In the case of Chennai, the desalination project will be implemented through Chennai Metrowater and in respect of others, through the Tamil Nadu Water Supply and Drainage (TWAD) Board, according to an official release issued on Friday.

Initially, the capacity of the Chennai project will be 200 million litres a day (MLD) and the cumulative capacity of the project for the three other districts will also be 200 MLD. Gradually, the capacity will go up to 400 MLD in both cases.

The release stated that Chennai Metrowater and the TWAD Board would select one consultant each for the projects. At present, a 100-MLD desalination plant is functioning in Minjur, using seawater.

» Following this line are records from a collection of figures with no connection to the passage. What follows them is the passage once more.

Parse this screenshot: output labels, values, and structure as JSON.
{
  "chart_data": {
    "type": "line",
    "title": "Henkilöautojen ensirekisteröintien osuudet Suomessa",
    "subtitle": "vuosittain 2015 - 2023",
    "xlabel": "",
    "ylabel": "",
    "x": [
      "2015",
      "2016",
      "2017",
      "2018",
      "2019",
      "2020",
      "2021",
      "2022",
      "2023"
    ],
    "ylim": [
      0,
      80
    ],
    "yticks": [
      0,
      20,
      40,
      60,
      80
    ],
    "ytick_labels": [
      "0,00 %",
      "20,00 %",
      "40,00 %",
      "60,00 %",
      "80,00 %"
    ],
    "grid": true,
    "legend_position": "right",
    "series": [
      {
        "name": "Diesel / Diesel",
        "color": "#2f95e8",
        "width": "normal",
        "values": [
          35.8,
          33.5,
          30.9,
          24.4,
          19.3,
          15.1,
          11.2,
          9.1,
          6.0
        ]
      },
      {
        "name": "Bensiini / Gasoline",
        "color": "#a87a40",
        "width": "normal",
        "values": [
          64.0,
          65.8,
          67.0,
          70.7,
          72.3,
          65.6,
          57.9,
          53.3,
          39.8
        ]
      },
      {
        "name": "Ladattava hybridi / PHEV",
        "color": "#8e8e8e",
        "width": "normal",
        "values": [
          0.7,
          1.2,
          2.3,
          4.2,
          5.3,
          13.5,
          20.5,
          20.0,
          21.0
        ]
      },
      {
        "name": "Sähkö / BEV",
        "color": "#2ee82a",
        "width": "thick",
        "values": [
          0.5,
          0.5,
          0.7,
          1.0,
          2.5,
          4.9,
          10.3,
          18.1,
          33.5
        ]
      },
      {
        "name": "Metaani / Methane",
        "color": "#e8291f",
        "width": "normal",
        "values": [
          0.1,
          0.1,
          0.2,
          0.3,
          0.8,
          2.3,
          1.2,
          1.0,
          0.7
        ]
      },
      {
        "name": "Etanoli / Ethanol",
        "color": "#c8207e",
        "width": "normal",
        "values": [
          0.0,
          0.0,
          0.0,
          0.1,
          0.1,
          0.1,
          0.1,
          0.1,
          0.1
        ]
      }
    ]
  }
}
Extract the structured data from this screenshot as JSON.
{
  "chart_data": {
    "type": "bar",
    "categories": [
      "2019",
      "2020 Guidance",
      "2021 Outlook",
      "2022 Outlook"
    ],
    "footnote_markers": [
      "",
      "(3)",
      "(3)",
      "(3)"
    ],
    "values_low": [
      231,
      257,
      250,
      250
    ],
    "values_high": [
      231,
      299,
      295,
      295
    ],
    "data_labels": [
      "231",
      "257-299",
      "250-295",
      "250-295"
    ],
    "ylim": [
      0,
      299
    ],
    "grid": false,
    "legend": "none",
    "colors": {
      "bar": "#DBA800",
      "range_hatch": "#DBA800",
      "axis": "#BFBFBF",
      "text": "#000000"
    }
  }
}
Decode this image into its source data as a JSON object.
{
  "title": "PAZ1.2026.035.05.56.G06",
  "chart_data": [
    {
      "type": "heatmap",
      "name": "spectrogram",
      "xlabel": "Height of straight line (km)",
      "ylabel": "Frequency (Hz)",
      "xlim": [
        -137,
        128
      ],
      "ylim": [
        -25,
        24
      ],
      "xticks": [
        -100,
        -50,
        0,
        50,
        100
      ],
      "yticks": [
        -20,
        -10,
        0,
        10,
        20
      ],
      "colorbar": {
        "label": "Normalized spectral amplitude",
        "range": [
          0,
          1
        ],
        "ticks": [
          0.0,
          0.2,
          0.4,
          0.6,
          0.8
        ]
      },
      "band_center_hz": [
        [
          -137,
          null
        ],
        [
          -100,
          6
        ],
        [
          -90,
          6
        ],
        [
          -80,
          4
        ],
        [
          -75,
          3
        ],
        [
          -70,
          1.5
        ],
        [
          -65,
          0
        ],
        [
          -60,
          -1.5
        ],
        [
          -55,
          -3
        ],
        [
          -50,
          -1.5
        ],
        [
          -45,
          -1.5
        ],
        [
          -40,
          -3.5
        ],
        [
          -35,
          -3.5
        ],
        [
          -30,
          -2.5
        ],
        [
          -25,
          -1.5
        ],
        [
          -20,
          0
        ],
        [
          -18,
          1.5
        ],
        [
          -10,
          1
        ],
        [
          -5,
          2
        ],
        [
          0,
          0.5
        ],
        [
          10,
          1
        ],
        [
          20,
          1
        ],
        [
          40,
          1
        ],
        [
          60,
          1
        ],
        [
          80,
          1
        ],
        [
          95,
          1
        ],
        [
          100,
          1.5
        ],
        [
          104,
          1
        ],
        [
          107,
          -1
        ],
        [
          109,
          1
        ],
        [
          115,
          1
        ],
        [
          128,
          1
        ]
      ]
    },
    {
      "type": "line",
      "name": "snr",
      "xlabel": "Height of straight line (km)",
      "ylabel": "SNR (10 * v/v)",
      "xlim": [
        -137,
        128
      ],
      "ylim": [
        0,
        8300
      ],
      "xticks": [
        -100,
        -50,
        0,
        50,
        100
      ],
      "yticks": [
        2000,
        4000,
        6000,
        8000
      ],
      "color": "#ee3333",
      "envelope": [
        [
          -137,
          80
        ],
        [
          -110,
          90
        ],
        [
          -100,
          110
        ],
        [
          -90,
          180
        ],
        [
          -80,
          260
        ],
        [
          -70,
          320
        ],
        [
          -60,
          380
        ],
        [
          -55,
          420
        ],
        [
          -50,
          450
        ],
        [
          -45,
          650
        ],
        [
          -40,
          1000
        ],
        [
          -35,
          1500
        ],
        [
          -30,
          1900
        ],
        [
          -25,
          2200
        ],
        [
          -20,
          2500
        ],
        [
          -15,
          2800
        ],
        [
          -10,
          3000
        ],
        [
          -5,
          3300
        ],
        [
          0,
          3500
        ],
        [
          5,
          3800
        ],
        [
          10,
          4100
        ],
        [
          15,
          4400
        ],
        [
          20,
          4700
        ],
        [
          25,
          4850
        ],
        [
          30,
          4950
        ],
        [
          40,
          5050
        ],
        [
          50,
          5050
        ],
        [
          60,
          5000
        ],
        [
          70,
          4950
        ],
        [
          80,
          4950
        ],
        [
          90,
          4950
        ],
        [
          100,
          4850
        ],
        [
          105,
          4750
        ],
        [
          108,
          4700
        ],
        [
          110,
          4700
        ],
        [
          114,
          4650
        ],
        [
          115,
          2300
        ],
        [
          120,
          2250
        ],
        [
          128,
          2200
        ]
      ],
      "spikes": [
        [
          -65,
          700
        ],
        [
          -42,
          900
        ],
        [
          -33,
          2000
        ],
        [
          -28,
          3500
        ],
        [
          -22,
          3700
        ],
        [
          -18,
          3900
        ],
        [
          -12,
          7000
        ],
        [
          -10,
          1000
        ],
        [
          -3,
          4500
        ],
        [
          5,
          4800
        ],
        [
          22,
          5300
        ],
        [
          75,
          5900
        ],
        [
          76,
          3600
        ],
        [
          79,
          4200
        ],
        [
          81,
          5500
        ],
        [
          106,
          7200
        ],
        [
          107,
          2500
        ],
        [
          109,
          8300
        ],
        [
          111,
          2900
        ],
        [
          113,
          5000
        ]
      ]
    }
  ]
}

The reverse osmosis membrane-based plant has been established through the design, build, own, operate and transfer (DBOOT) mode. Another 100-MLD plant is coming up in Nemmeli on East Coast Road. The Union government is funding the desalination plant project, which is expected to be completed by December 2011.

One reason attributed to the selection of Cuddalore and Ariyalur is that a number of industrial projects are in the pipeline in these districts.

Traditionally, surface water, sub-surface water and groundwater were utilised to meet the drinking water requirements. For Chennai, the surface water storage points such as Cholavaram, Red Hills, Chemparampakkam,Porur and Veeranam tanks as also the Satyamurti Sagar in Poondi are being tapped, besides an agglomerate of deep borewells in the Araniar-Kosathalaiyar basin.

The growing use of water sources for agriculture and domestic consumption is resulting in depletion of the groundwater table. Despite the State having 17 river basins, it is becoming extremely difficult to find adequate water sources for drinking water projects. The government has also found that projects, based on the inter-basin transfer of water and meant for the ever-increasing requirements in Chennai and other districts, are costly.